I find myself going through a sort of grieving process for a lifestyle I never felt I fully experienced to its fullest potential. That’s the thing about living in New York City, the lively heartbeat of the city calls to me, reminding me that there are more adventures to experience amongst its streets. Although I’m sure I’ll see it again, I grieve the loss of my sense of young freedom, one where I didn’t worry about sharing a sip of my friend’s corona with lime, or think all that much of the beautiful, strange woman who pushed through the dark, dancing crowd to compliment my tinted glasses and gently kiss my cheek before slipping back into the throng, like a sweet drunken mirage.
As I’m sure so many of us isolated peoples are experiencing, I am bidding adieu to the olden ways, routines and ideas imagined prior to this viral pandemic quarantine, “the new normal”. I am sad to know I’ll never really know whatever happened to my cute Brooklyn neighbor who I used to run into every Saturday at the Prospect Heights Farmers Market, always convincing myself that I’d actually go ahead and take the leap and ask him out for coffee or something, just next time. As I so often told myself, “there’s always next time.”

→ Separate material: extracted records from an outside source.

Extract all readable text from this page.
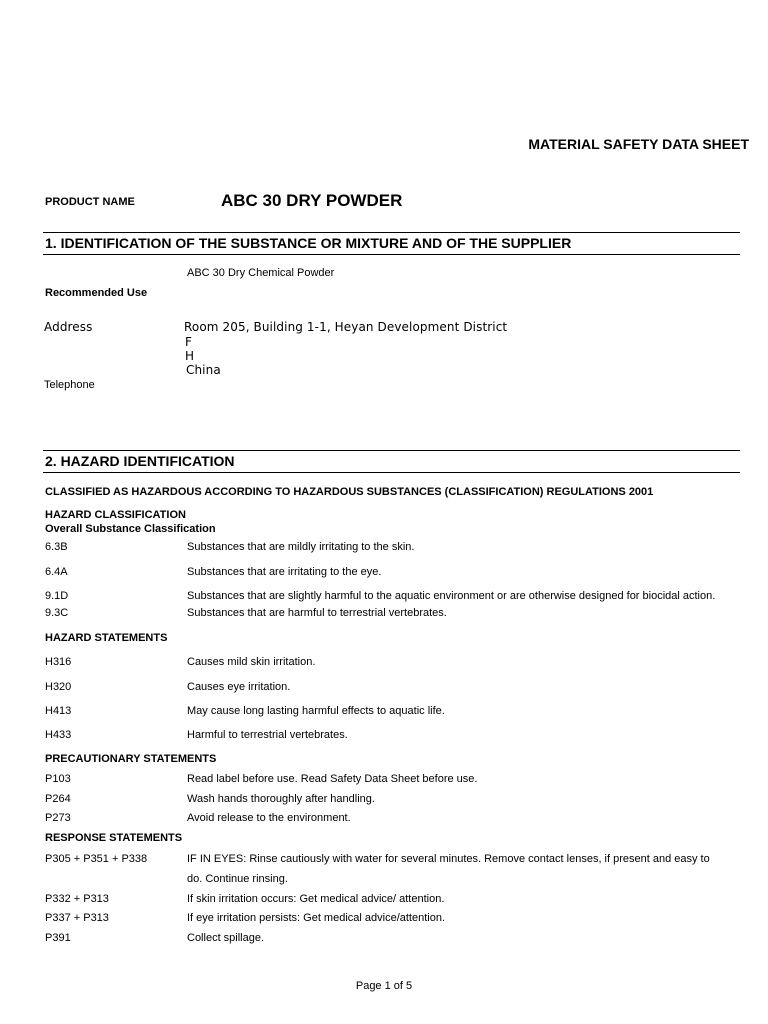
MATERIAL SAFETY DATA SHEET
PRODUCT NAME	ABC 30 DRY POWDER
1. IDENTIFICATION OF THE SUBSTANCE OR MIXTURE AND OF THE SUPPLIER
ABC 30 Dry Chemical Powder
Recommended Use
Address	Room 205, Building 1-1, Heyan Development District
F
H
China
Telephone
2. HAZARD IDENTIFICATION
CLASSIFIED AS HAZARDOUS ACCORDING TO HAZARDOUS SUBSTANCES (CLASSIFICATION) REGULATIONS 2001
HAZARD CLASSIFICATION
Overall Substance Classification
6.3B	Substances that are mildly irritating to the skin.
6.4A	Substances that are irritating to the eye.
9.1D	Substances that are slightly harmful to the aquatic environment or are otherwise designed for biocidal action.
9.3C	Substances that are harmful to terrestrial vertebrates.
HAZARD STATEMENTS
H316	Causes mild skin irritation.
H320	Causes eye irritation.
H413	May cause long lasting harmful effects to aquatic life.
H433	Harmful to terrestrial vertebrates.
PRECAUTIONARY STATEMENTS
P103	Read label before use. Read Safety Data Sheet before use.
P264	Wash hands thoroughly after handling.
P273	Avoid release to the environment.
RESPONSE STATEMENTS
P305 + P351 + P338	IF IN EYES: Rinse cautiously with water for several minutes. Remove contact lenses, if present and easy to
do. Continue rinsing.
P332 + P313	If skin irritation occurs: Get medical advice/ attention.
P337 + P313	If eye irritation persists: Get medical advice/attention.
P391	Collect spillage.
Page 1 of 5
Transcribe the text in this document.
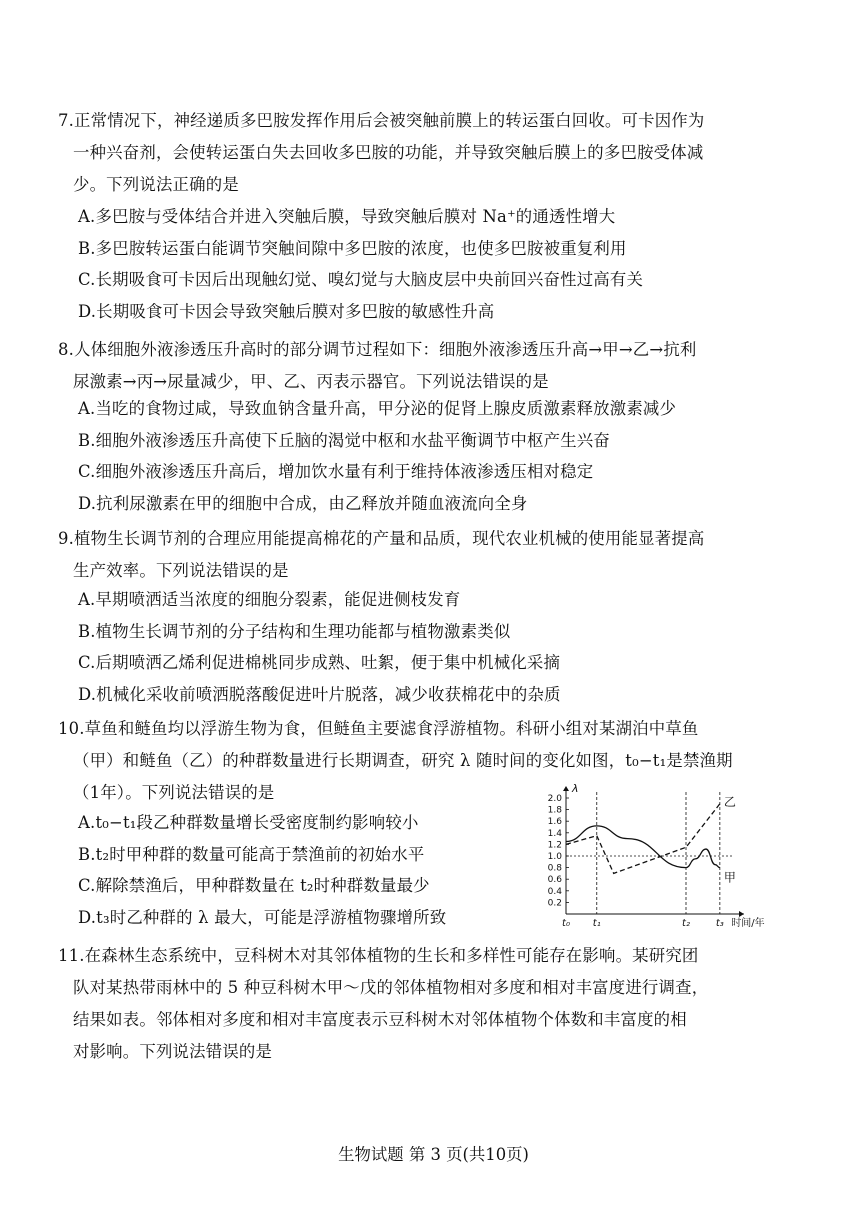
7.正常情况下，神经递质多巴胺发挥作用后会被突触前膜上的转运蛋白回收。可卡因作为
一种兴奋剂，会使转运蛋白失去回收多巴胺的功能，并导致突触后膜上的多巴胺受体减
少。下列说法正确的是
A.多巴胺与受体结合并进入突触后膜，导致突触后膜对 Na⁺的通透性增大
B.多巴胺转运蛋白能调节突触间隙中多巴胺的浓度，也使多巴胺被重复利用
C.长期吸食可卡因后出现触幻觉、嗅幻觉与大脑皮层中央前回兴奋性过高有关
D.长期吸食可卡因会导致突触后膜对多巴胺的敏感性升高
8.人体细胞外液渗透压升高时的部分调节过程如下：细胞外液渗透压升高→甲→乙→抗利
尿激素→丙→尿量减少，甲、乙、丙表示器官。下列说法错误的是
A.当吃的食物过咸，导致血钠含量升高，甲分泌的促肾上腺皮质激素释放激素减少
B.细胞外液渗透压升高使下丘脑的渴觉中枢和水盐平衡调节中枢产生兴奋
C.细胞外液渗透压升高后，增加饮水量有利于维持体液渗透压相对稳定
D.抗利尿激素在甲的细胞中合成，由乙释放并随血液流向全身
9.植物生长调节剂的合理应用能提高棉花的产量和品质，现代农业机械的使用能显著提高
生产效率。下列说法错误的是
A.早期喷洒适当浓度的细胞分裂素，能促进侧枝发育
B.植物生长调节剂的分子结构和生理功能都与植物激素类似
C.后期喷洒乙烯利促进棉桃同步成熟、吐絮，便于集中机械化采摘
D.机械化采收前喷洒脱落酸促进叶片脱落，减少收获棉花中的杂质
10.草鱼和鲢鱼均以浮游生物为食，但鲢鱼主要滤食浮游植物。科研小组对某湖泊中草鱼
（甲）和鲢鱼（乙）的种群数量进行长期调查，研究 λ 随时间的变化如图，t₀−t₁是禁渔期
（1年）。下列说法错误的是
A.t₀−t₁段乙种群数量增长受密度制约影响较小
B.t₂时甲种群的数量可能高于禁渔前的初始水平
C.解除禁渔后，甲种群数量在 t₂时种群数量最少
D.t₃时乙种群的 λ 最大，可能是浮游植物骤增所致
11.在森林生态系统中，豆科树木对其邻体植物的生长和多样性可能存在影响。某研究团
队对某热带雨林中的 5 种豆科树木甲～戊的邻体植物相对多度和相对丰富度进行调查，
结果如表。邻体相对多度和相对丰富度表示豆科树木对邻体植物个体数和丰富度的相
对影响。下列说法错误的是
2.0
1.8
1.6
1.4
1.2
1.0
0.8
0.6
0.4
0.2
λ
t₀ t₁	t₂	t₃ 时间/年
乙
甲
生物试题 第 3 页(共10页)
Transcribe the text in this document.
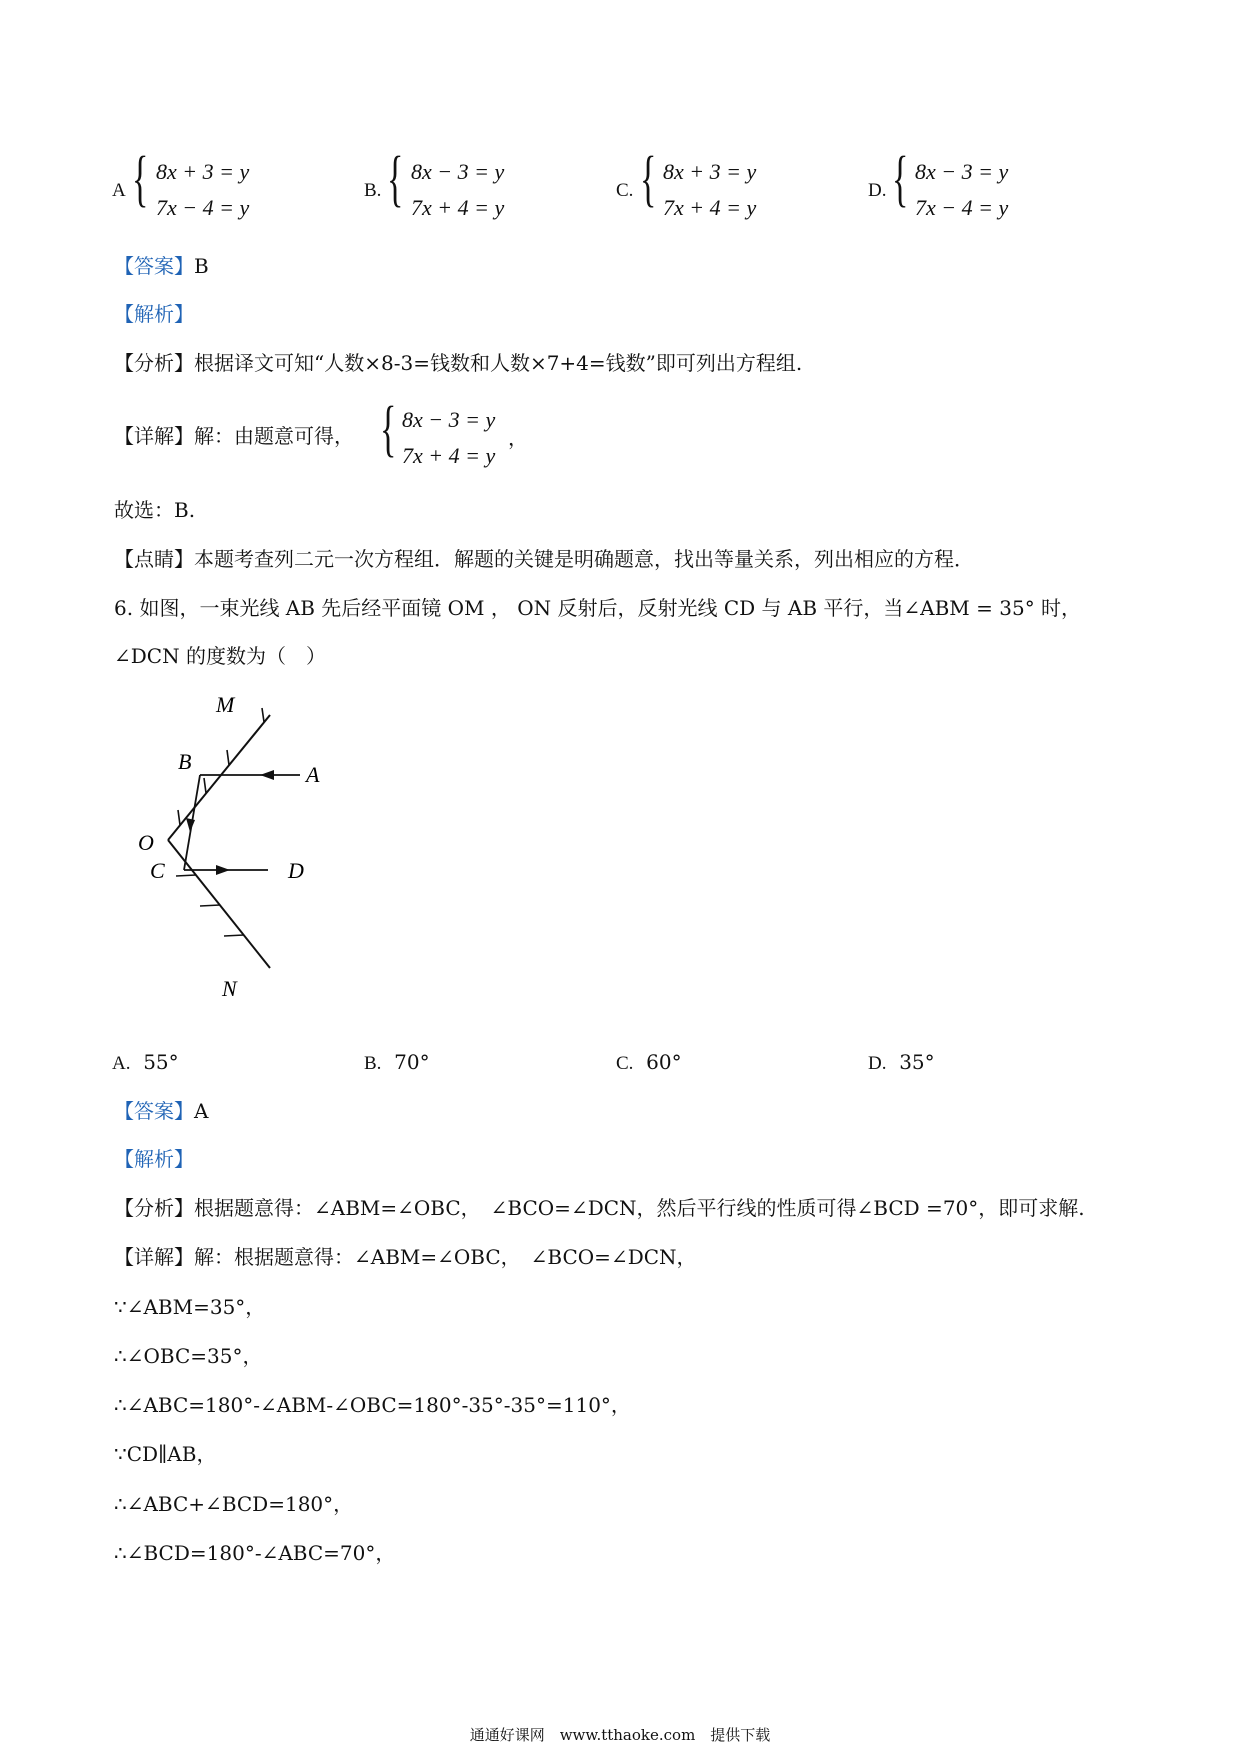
A { 8x + 3 = y
7x − 4 = y
B. { 8x − 3 = y
7x + 4 = y
C. { 8x + 3 = y
7x + 4 = y
D. { 8x − 3 = y
7x − 4 = y
【答案】B
【解析】
【分析】根据译文可知“人数×8-3=钱数和人数×7+4=钱数”即可列出方程组.
【详解】解：由题意可得， { 8x − 3 = y
7x + 4 = y
，
故选：B.
【点睛】本题考查列二元一次方程组．解题的关键是明确题意，找出等量关系，列出相应的方程．
6. 如图，一束光线 AB 先后经平面镜 OM ， ON 反射后，反射光线 CD 与 AB 平行，当∠ABM = 35° 时，
∠DCN 的度数为（　）
M
B
A
O
C	D
N
A. 55°	B. 70°	C. 60°	D. 35°
【答案】A
【解析】
【分析】根据题意得：∠ABM=∠OBC，　∠BCO=∠DCN，然后平行线的性质可得∠BCD =70°，即可求解.
【详解】解：根据题意得：∠ABM=∠OBC，　∠BCO=∠DCN，
∵∠ABM=35°，
∴∠OBC=35°，
∴∠ABC=180°-∠ABM-∠OBC=180°-35°-35°=110°，
∵CD∥AB，
∴∠ABC+∠BCD=180°，
∴∠BCD=180°-∠ABC=70°，
通通好课网　www.tthaoke.com　提供下载
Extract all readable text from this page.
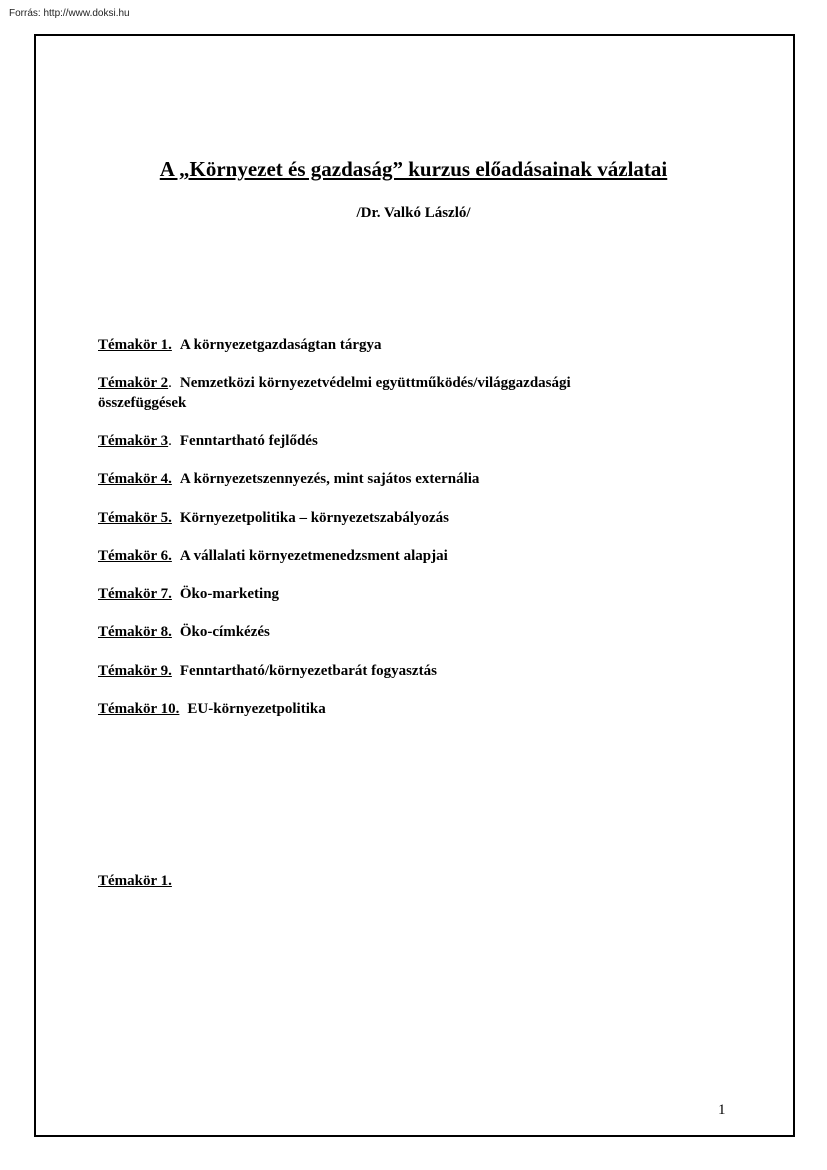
Forrás: http://www.doksi.hu
A „Környezet és gazdaság” kurzus előadásainak vázlatai
/Dr. Valkó László/
Témakör 1. A környezetgazdaságtan tárgya
Témakör 2. Nemzetközi környezetvédelmi együttműködés/világgazdasági összefüggések
Témakör 3. Fenntartható fejlődés
Témakör 4. A környezetszennyezés, mint sajátos externália
Témakör 5. Környezetpolitika – környezetszabályozás
Témakör 6. A vállalati környezetmenedzsment alapjai
Témakör 7. Öko-marketing
Témakör 8. Öko-címkézés
Témakör 9. Fenntartható/környezetbarát fogyasztás
Témakör 10. EU-környezetpolitika
Témakör 1.
1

Although nearly everything in my life has changed over the last year — I lost several close friends, lost my boyfriend along with them, changed jobs, changed managers (3 times), left my new “adult” home to move back to my childhood one, and given up the close friends I’d spent years desperately trying to connect with amidst the chaos of New York City life — Otis is still here to remind me, everyday, three times a day, that things also stay the same.